Everyone that has ever owned a car for over 3 years has had car spiders.
Sometimes they are tiny little creatures that you never see, only evident by the dainty webs they leave on the side view mirror or around the license plate.
Others are great hairy long legged tarantulas that delight in racing across the windscreen when you least expect them, causing immediate panic – “Is it inside or outside the car?”
These antics can cause accidents, result in serious mental stress, and occasionally, total abandonment of the vehicle in the middle of busy intersections.
I have had a number of car spiders over the years, and yes, they have caused me concern. They cause the wife even more concern when it turns out they are IN the car.
Entire containers of insect spray have been expended in rash attempts to destroy these resilient creatures. It only results in damage to the duco or stains on the upholstery. Even if you are successful in your attempt to maim or kill the automotive arachnid, there will be a backup team that moves in within hours. Before you can defeat the fanatical car spider, you have to understand it.
I came to appreciate the finer points of these dare devil bonnet surfers when I had to drive some 225 km’s daily travelling to a distant client site for over 6 months. My companion at the time was a relatively tiny brown spider that had taken up residence in the dashboard. It left a small but very neatly constructed lace work around the face of the radio display every night, ignoring the destruction that took place when I wiped it away each morning.
As the journey to the clients was long and boring, I would listen to the radio, moving stations as I passed through different frequency areas. At times some article on a news broadcast would catch my attention and I would murmur some comment, in regards the content or the way it had been delivered. When a particularly good piece of music finished I often made an exclamation of approval.

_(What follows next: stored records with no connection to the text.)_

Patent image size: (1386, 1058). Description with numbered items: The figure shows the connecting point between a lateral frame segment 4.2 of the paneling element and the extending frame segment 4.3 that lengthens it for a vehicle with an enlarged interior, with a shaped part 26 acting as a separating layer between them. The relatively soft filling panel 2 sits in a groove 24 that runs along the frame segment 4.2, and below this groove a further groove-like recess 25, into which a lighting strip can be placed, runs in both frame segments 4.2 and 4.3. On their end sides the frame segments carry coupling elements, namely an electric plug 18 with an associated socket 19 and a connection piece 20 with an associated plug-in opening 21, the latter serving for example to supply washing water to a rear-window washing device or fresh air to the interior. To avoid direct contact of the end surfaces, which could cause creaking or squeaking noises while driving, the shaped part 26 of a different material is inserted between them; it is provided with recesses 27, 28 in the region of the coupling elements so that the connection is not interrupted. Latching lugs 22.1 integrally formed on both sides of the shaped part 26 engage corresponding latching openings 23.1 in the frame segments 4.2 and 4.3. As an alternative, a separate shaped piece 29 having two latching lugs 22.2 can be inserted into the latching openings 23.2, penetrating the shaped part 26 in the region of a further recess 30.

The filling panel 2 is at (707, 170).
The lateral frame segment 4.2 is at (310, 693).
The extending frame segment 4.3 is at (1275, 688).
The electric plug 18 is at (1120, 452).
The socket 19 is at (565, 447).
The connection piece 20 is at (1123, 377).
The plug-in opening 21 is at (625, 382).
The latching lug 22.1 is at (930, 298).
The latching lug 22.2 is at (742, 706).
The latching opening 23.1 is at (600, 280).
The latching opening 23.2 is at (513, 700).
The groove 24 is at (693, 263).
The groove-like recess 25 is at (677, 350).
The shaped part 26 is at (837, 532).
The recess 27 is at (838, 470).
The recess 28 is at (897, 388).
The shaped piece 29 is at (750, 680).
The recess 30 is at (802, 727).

For reasons I no longer remember, I began to direct these verbal throwaways at the car spider. “Wouldn’t that frost your web?” and similar statements, simply because I wanted to say something to someone, and the spider was the only one available. This was innocent enough, no harm, perhaps a little eccentric, but nothing inflicted on others. Just me and the spider.
Then the spider started answering back.
It was just after I had verbally complained about the poor broadcast quality of a particular piece of music. “Never have liked that station” seemed to come from the radio speaker.
It registered on my subconscious but I was absorbed in other thoughts by now and I didn’t give it any attention.
On the way home I was grumbling to myself about the stupidity of certain of the client’s employees. A clearly audible voice cut in with “Had a bad day? Mine wasn’t particularly good either”. This time I immediately sat to attention.
“Who’s that? Where are you?” I was searching the rear view mirror as I pulled the car off the road.
“It’s your travelling companion and I am right here in the radio where I have always been”, came the response to my excited query.
“Don’t be silly, people can’t live in a radio. Where are you and how are broadcasting to me? What right have you to bug my car?”
“Easy on there, I’m an arachnid, not an ordinary bug!”
“The car spider?” I was stunned at first, then reality set in and I realised someone had played a nasty prank. What prat had planted a listening device and tapped into my car speakers.
“It has taken me quite awhile to sort out the circuitry, and I did get a couple of extremely near fatal shocks, but it all works. Now I don’t have to just sit here and listen to you all the time. I too have opinions and like to express them.”
“Ok smart ass, express away, I am on my way to the car radio store to get you sorted.”
“Oh, if you are going to do that I must retreat to a safer place.
Goodbye! I’ll discuss this with you a later time.”